All translations

Enter a message name below to show all available translations.

Message

Found 3 translations.

NameCurrent message text
 h English (en){{Term|bert}} uses the {{Term|encoder}} portion of the {{Term|transformer}} architecture. The model takes a sequence of tokens as input and produces a contextualized {{Term|embedding}} for each token. Two model sizes were released: {{Term|bert}}-Base (12 layers, 768 hidden units, 12 {{Term|attention}} heads, 110M parameters) and {{Term|bert}}-Large (24 layers, 1024 hidden units, 16 {{Term|attention}} heads, 340M parameters).
 h Spanish (es){{Term|bert|BERT}} utiliza la parte del {{Term|encoder|encoder}} de la arquitectura {{Term|transformer|Transformer}}. El modelo toma una secuencia de tokens como entrada y produce un {{Term|embedding|embedding}} contextualizado para cada token.
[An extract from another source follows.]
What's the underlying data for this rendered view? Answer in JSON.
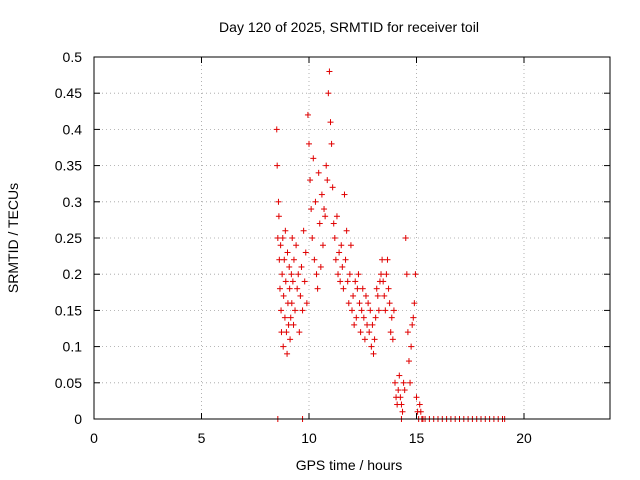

Se publicaron dos tamaños de modelo: {{Term|bert|BERT}}-Base (12 capas, 768 unidades ocultas, 12 cabezas de {{Term|attention|atención}}, 110M de parámetros) y {{Term|bert|BERT}}-Large (24 capas, 1024 unidades ocultas, 16 cabezas de {{Term|attention|atención}}, 340M de parámetros).
 h Chinese (zh){{Term|bert|BERT}} 使用 {{Term|transformer|Transformer}} 架构的 {{Term|encoder|编码器}} 部分。该模型以 token 序列作为输入,并为每个 token 生成上下文化的 {{Term|embedding|嵌入}}。发布了两种模型规模:{{Term|bert|BERT}}-Base(12 层,768 隐藏单元,12 个 {{Term|attention|注意力}} 头,1.1 亿参数)和 {{Term|bert|BERT}}-Large(24 层,1024 隐藏单元,16 个 {{Term|attention|注意力}} 头,3.4 亿参数)。